8. It was submitted by the respondent that once a reference has been made under Section 10 of the Act a labour Court has to decide the same and High Court in writ jurisdiction cannot interfere in the proceedings of the Labour Court. That is not a correct proposition to state. An administrative order which does not take into consideration statutory requirements or travels outside that it is certainly subject to judicial review limited though it might be. High Court can exercise its powers under Article 226 of the Constitution to consider the question of very jurisdiction of the Labour Court. In National Engineering Industries Ltd. v. State of Rajasthan : (2000)ILLJ247SC this Court observed:

It will be thus seen that High Court has jurisdiction to entertain a writ petition when there is allegation that there is no industrial dispute and none apprehended which could be subject matter of reference for adjudication to the Industrial Tribunal under Section 10 of the Act. Here it is a question of Jurisdiction of the industrial dispute, which could be examined by the High Court in Its writ jurisdiction. It is the existence of the industrial tribunal which would clothe the appropriate Government with power to make the reference and the industrial Tribunal to adjudicate it. If there is no industrial dispute in existence or apprehended appropriate Government lacks power to make any reference.

9. We, therefore, allow the appeal, set aside the impugned judgment of the Division Bench and restore that of the learned single Judge. However, there shall be no order as to costs.

7. However, this plea of delay and latches was never taken by the Petitioner before the Industrial Tribunal. In Ajaib Singh Vs. Sirhind

Cooperative Marketing-cum-Processing Service Society Limited and Anr. (1999) 6 SCC 82 their Lordships held:

"10. It follows, therefore, that the provisions of Article 137 of the Schedule to the Limitation Act, 1963 are not applicable to the proceedings under the Act and that the relief under it cannot be denied to the workman merely on the ground of delay. The plea of delay if raised by the employer is required to be proved as a matter of fact by showing the real prejudice and not as a merely hypothetical defence. No reference to the Labour Court can be generally questioned on the ground of delay alone. Even in a case where the delay is shown to be existing, the tribunal, labour court or board, dealing with the case can appropriately mould the relief by declining to grant back wages to the workman till the date he raised the demand regarding his illegal retrenchment/termination or dismissal. The court may also in appropriate cases direct the payment of part of the back wages instead of full back wages. Reliance of the learned counsel for the respondent management on the Full Bench judgment of the Punjab and Haryana High Court in Ram Chander Morya v. State of Haryana [ (1999) 1 SCT 141 (P&H) : ILR (1999) 1 P& H 93 (FB)] is also of no help to him. In that case the High Court nowhere held that the provisions of Article 137 of the Limitation Act were applicable in the proceedings under the Act. The Court specifically held "neither any limitation has been provided nor any guidelines to determine as to what shall be the period of limitation in such cases". However, it went on further to say that

"reasonable time in the cases of labour for demand of reference or dispute by appropriate Government to labour tribunals will be five years after which the Government can refuse to make a reference on the ground of delay and laches if there is no explanation to the delay".

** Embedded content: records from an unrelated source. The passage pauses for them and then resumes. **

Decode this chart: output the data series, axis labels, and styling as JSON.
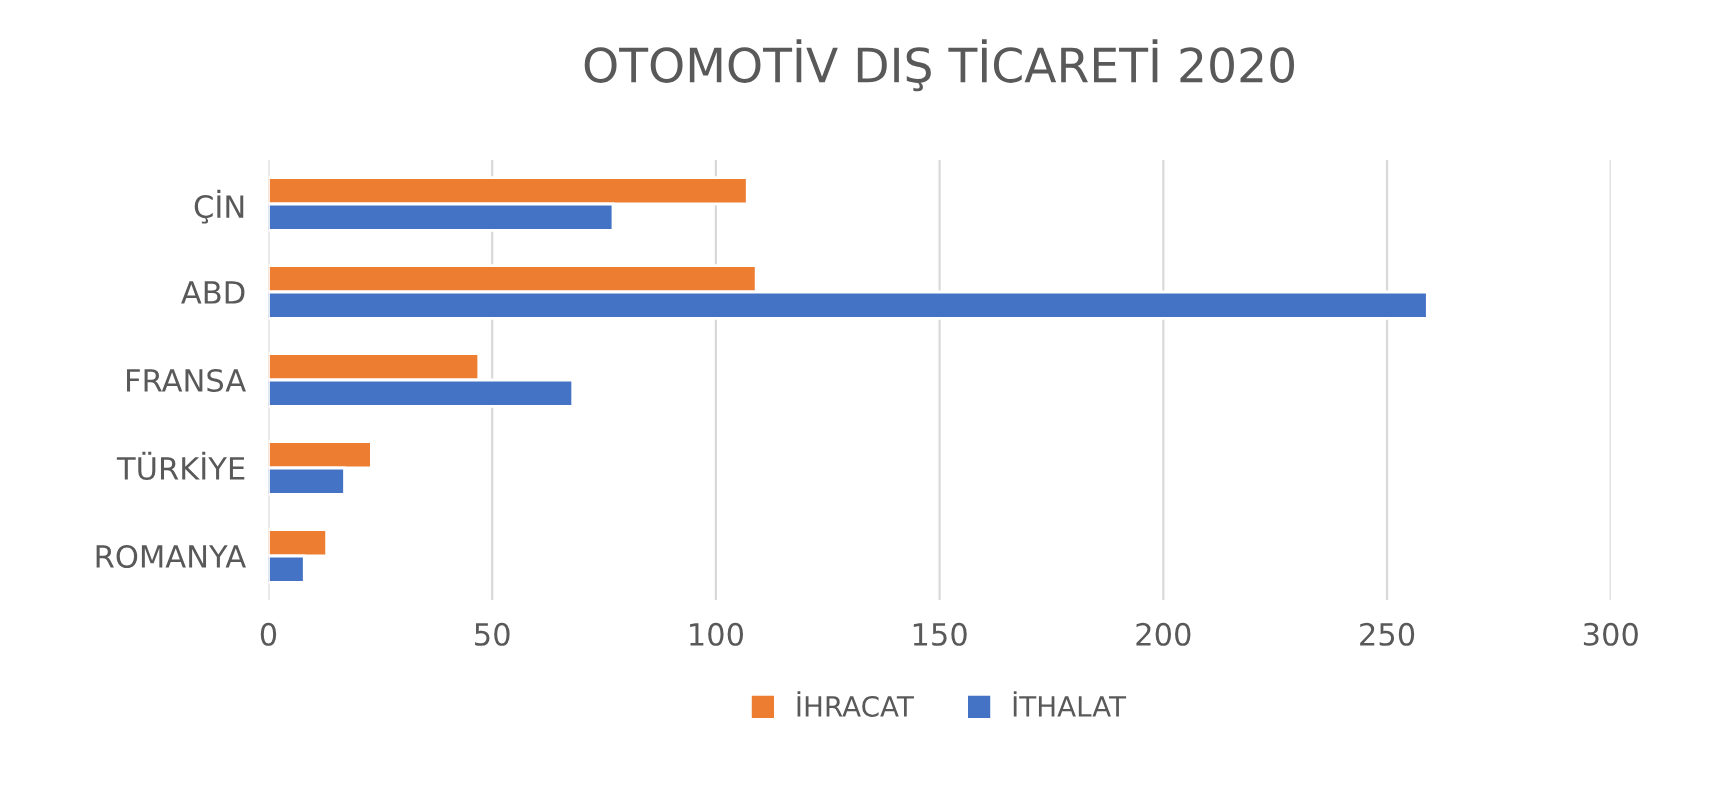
{
  "chart_data": {
    "type": "bar",
    "orientation": "horizontal",
    "title": "OTOMOTİV DIŞ TİCARETİ 2020",
    "categories": [
      "ÇİN",
      "ABD",
      "FRANSA",
      "TÜRKİYE",
      "ROMANYA"
    ],
    "series": [
      {
        "name": "İHRACAT",
        "color": "#ed7d31",
        "values": [
          107,
          109,
          47,
          23,
          13
        ]
      },
      {
        "name": "İTHALAT",
        "color": "#4472c4",
        "values": [
          77,
          259,
          68,
          17,
          8
        ]
      }
    ],
    "xlim": [
      0,
      300
    ],
    "xticks": [
      0,
      50,
      100,
      150,
      200,
      250,
      300
    ],
    "grid": "x",
    "legend": "bottom"
  }
}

We are of the opinion that the Punjab and Haryana High Court was not justified in prescribing the limitation for getting the reference made or an application under Section 33-C of the Act

to be adjudicated. It is not the function of the court to prescribe the limitation where the legislature in its wisdom had thought it fit not to prescribe any period. The courts admittedly interpret law and do not make laws. Personal views of the Judges presiding over the Court cannot be stretched to authorise them to interpret law in such a manner which would amount to legislation intentionally left over by the legislature. The judgment of the Full Bench of the Punjab and Haryana High Court has completely ignored the object of the Act and various pronouncements of this Court as noted hereinabove and thus is not a good law on the point of the applicability of the period of limitation for the purposes of invoking the jurisdiction of the courts/boards and tribunal under the Act.

11. In the instant case, the respondent management is not shown to have taken any plea regarding delay as is evident from the issues framed by the Labour Court. The only plea raised in defence was that the Labour Court had no jurisdiction to adjudicate the reference and the termination of the services of the workman was justified. Had this plea been raised, the workman would have been in a position to show the circumstances preventing him in approaching the Court at an earlier stage or even to satisfy the Court that such a plea was not sustainable after the reference was made by the Government. The learned Judges of the High Court, therefore, were not justified in holding that the workman had not given any explanation as to why the demand notice had been issued after a long period. The findings of facts returned by the High Court in writ proceedings, even without pleadings were, therefore, unjustified. The High Court was also not justified in holding that the courts were bound to render an even-handed justice by keeping balance between the two different parties. Such an approach totally ignores the aims and object and the social object sought to be achieved by the Act. Even after noticing that "it is true that a fight between the workman and the management is not a just fight between equals", the Court was not justified to make them equals while returning the findings, which if allowed to prevail, would result in frustration

of the purpose of the enactment. The workman appears to be justified in complaining that in the absence of any plea on behalf of the management and any evidence, regarding delay, he could not be deprived of the benefits under the Act merely on the technicalities of law. The High Court appears to have substituted its opinion for the opinion of the Labour Court which was not permissible in proceedings under Articles 226/227 of the Constitution.

12. We are, however, of the opinion that on account of the admitted delay, the Labour Court ought to have appropriately moulded the relief by denying the appellant workman some part of the back wages. In the circumstances, the appeal is allowed, the impugned judgment is set aside by upholding the award of the Labour Court with the modification that upon his reinstatement the appellant would be entitled to continuity of service, but back wages to the extent of 60 per cent with effect from 8-12-1981 when he raised the demand for justice till the date of award of the Labour Court, i.e., 16-4-1986 and full back wages thereafter till his reinstatement would be payable to him. The appellant is also held entitled to the costs of litigation assessed at Rs 5000 to be paid by the respondent management.

8. In Nedungadi Bank Ltd. (supra) their Lordships were dealing with a claim at the stage of reference itself. It was thus held that no dispute existed as the workman belatedly came up with the plea that since two other employees dismissed from service were reinstated, he was also entitled to reinstatement and sought a reference. It was observed that in the absence of facts showing in what circumstances the other two employees were dismissed and subsequently reinstated, the demand raised was ex facie bad and incompetent. In the present case admittedly this plea of delay was not taken by the Petitioner before the Tribunal and thus Respondent No.1 had no opportunity to prove the reasons for his belated action. Thus, this Court will

not permit the Petitioner to raise this plea at this stage in view of the law laid down in Ajaib Singh(supra).

9. Petition is dismissed accordingly.